Politically, he began his career as a Whig, but by 1709 the Whig rapprochement with the Dissenters had disturbed him greatly, and when a Tory ministry replaced the Whigs in 1710, and seemed to be inclined to favor the Church of England, he allowed himself to be recruited by the Tory Prime Minister, Robert Harley (who had already enlisted Daniel Defoe in their cause, and who promised Swift that Queen Ann would reward him for his endeavors) and rapidly became the chief Tory pamphleteer in the strugggle between the two parties for public favor.
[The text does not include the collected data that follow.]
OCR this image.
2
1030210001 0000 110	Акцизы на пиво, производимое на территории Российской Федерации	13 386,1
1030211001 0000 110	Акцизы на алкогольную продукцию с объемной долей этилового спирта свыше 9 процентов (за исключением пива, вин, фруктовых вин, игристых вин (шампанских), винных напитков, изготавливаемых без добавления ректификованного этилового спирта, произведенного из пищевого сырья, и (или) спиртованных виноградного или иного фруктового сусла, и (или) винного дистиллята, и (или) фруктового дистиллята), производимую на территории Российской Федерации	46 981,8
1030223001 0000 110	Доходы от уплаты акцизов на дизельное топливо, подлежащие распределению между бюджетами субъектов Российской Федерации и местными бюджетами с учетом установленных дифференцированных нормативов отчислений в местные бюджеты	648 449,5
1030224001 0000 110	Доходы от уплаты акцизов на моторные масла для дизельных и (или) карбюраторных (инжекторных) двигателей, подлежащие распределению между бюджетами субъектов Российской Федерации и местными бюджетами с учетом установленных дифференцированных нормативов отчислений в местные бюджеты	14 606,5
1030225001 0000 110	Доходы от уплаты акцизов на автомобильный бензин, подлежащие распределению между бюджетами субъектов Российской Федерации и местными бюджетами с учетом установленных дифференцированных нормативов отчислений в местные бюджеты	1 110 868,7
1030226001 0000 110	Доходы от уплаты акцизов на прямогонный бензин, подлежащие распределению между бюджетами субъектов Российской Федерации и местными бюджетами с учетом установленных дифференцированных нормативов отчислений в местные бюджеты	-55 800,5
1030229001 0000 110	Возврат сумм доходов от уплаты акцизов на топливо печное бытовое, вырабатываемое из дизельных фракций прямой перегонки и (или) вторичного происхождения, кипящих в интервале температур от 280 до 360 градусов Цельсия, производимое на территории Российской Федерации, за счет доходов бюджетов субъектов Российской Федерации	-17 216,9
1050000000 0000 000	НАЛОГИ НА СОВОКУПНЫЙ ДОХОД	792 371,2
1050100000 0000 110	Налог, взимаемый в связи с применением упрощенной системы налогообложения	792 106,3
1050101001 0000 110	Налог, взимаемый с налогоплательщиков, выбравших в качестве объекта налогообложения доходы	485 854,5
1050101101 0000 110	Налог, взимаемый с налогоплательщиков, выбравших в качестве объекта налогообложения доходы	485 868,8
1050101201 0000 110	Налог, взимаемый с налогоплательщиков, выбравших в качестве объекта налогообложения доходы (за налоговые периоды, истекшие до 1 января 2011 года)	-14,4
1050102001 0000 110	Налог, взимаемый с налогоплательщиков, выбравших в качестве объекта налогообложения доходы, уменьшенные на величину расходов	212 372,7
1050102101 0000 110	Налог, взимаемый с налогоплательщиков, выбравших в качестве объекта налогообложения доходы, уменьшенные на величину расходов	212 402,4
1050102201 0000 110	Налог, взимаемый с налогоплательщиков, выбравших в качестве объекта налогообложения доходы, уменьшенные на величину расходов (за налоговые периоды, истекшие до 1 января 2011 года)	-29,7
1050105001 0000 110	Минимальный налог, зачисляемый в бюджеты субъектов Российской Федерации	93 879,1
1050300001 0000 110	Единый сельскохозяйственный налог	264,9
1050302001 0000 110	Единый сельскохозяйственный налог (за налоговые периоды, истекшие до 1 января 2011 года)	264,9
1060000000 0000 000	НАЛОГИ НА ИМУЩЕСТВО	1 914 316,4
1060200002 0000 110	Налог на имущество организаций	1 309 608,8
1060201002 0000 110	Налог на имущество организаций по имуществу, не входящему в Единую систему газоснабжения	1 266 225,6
He refused, however, to accept the traditional Tory belief in the divine right of kings, and continued to insist that ultimate political power in England derived from the people, and manifested itself in a carefully maintained alliance between King and Parliament which protected individual liberties and avoided tyranny. When the Queen (who seems to have regarded Swift's A Tale of a Tub as irreligious) finally did reward him for his efforts as a propagandist, however, it was with the deanery of St. Patrick's Cathedral in Ireland, an important enough Irish post, but not, as he had hoped, a position which would allow him to remain in England.
In 1714 Queen Anne died, and George I, upon his accession to the throne, brought the Whigs back to power. Swift, who would visit England only twice more during his lifetime, returned to Ireland, where he was attacked by the Anglo-Irish Whigs, and at first remained quiet. Gradually, however, he became more and more concerned with the blatant inequities in English policies toward Ireland — policies implemented by the Whig Prime Minister Sir Robert Walpole. Eventually he began to publish again, attacking, in the Drapier's Letters and in "A Modest Proposal," both the English and the Irish themselves for the ruinous state of affairs which existed at the time.
Beneath all of his satires, however, the same concern manifested itself: his belief that man's reason and common sense, his highest faculties, were continually interfered with by his tendency to act irrationally. Gulliver's Travels, his greatest satire, which was published in 1726, and which was immediately successful, embodies this concern from various perspectives: it is by turns a political allegory, a satire on Walpole's Whig administration, and a satirical dissection of the human spirit. In it, most importantly, we can detect his own distress over the blindnesses and stupidities which had blighted his own career and threatened to destroy the societal values and aspirations which he valued most.